A stool from a tree is done !


This was a white pine in my back yard, right next to the power lines.  I had a professional take down the tree and leave me the trunk so that I could attempt to make a stool from it.

The project was a success; you can sit on the stool and it is very comfortable (it was made to the dimensions of my saw bench).

No power tools or sand paper were used on it.  All of the tools are ones that someone from the past would recognize.  I cut up the trunk into sections with a 36″ one-man cross cut saw, then from there used wedges and a sledge to split it, a broad axe to shape the boards, then a plane to refine the pieces.  All of the draw bored joinery was done with a mortice chisel and spoon bit to drill the holes.   The pegs were done with a draw knife.
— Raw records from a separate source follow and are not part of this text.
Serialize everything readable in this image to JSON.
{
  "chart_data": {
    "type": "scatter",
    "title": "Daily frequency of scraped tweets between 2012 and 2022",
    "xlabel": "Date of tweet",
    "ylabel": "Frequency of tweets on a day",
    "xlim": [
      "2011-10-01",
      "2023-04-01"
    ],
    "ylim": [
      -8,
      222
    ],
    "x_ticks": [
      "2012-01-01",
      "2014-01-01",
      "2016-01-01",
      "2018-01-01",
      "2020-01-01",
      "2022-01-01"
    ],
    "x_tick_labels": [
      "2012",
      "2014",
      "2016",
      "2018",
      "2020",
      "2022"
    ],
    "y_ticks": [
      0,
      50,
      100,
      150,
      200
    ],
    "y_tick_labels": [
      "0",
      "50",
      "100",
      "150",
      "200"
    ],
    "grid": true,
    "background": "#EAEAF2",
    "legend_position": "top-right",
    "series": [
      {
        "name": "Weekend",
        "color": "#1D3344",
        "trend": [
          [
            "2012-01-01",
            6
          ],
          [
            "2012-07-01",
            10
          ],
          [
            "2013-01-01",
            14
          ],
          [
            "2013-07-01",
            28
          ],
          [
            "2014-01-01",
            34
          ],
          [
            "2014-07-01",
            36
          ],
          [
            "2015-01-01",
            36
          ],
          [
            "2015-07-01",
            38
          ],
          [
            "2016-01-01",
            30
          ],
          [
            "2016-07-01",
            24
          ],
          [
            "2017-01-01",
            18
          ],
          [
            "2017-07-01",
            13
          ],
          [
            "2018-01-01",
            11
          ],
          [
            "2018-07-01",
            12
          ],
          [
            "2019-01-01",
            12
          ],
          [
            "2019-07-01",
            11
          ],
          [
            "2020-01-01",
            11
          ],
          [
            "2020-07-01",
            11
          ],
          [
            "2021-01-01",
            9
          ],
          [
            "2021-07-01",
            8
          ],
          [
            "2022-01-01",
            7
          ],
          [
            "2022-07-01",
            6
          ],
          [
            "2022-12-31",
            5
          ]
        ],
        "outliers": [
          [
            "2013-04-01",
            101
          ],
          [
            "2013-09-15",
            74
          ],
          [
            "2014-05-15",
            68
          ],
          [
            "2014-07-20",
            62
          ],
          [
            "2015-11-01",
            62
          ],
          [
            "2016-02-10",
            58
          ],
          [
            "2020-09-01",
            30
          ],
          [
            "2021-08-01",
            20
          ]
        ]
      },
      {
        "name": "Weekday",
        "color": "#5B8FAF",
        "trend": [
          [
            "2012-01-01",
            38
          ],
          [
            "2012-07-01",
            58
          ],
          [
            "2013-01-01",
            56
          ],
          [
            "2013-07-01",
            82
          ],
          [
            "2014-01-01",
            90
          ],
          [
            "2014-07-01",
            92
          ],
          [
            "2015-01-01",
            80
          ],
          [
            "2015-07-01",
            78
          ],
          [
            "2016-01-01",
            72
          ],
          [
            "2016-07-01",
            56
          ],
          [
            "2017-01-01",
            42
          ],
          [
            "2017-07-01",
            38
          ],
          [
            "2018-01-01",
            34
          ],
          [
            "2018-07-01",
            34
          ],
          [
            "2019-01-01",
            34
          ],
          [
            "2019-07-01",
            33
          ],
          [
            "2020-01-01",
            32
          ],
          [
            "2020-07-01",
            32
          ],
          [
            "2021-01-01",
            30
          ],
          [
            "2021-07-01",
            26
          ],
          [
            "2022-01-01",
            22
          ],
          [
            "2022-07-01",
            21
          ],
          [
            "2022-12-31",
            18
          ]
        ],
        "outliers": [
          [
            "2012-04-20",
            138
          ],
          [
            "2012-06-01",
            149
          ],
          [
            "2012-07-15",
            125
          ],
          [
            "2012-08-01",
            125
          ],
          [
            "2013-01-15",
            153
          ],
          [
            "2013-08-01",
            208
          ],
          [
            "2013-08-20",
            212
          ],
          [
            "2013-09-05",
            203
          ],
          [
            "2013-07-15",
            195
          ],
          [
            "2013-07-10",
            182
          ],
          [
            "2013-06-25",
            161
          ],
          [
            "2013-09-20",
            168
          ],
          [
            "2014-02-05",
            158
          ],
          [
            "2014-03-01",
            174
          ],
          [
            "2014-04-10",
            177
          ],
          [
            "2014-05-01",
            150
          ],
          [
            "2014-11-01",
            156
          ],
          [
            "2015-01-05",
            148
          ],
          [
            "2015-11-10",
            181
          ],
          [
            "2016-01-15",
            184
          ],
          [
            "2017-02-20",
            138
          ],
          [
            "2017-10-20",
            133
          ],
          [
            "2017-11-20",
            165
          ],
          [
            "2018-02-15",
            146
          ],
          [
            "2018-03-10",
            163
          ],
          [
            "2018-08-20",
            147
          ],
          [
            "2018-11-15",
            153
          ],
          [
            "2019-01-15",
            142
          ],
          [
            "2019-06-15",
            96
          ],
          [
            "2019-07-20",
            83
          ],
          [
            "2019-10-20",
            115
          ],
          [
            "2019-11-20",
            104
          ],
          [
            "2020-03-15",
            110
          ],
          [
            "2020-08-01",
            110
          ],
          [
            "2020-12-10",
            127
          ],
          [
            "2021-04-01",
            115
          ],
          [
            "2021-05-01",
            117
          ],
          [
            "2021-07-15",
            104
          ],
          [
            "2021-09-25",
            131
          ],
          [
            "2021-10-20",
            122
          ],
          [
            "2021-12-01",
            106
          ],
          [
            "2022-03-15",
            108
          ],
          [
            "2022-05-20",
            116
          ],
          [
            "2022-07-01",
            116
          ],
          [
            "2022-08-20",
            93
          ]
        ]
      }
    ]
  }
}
I did glue the joints just to be sure; the 1/4″ tenons felt very thin so I wanted to make sure it would not fall apart.

The next one I’ll make a few changes but nothing too major. It will be a little smaller so that it fits my wife comfortably.  I will keep better track of time; I think this one was 3-5 solid days of work spread over 5-6 weeks.

The Roubo is “done”

IMG_3259_overallIMG_3260_vice IMG_3261_joint

My new bench was made mostly with handtools following the general principles from the Workbench books by Christopher Schwarz.  The legs are 6x6s from Home Depot, the top is 8/4 Beech and 8/4 Maple, with an additional layer of pine 2x6s for added thickness.  The stringers and the shelf are pine 2×6 or 2×4.

Overall it has been a success.  I definitely learned a ton doing making it, but that will be the subject of another post.

The leg vice uses the wood screws that I made earlier; all total it can crush something about 6″ thick before I run out of threads.

Like all major projects this one is pretty much never ending.  I’m going to finish drilling the line of bench dog holes as I need them.  Also I’m going to put on a planing stop just past the leg vice on the end.

The bench has not had any finish applied as I live in a wintery state and until I can open up the windows… it will stay unfinished.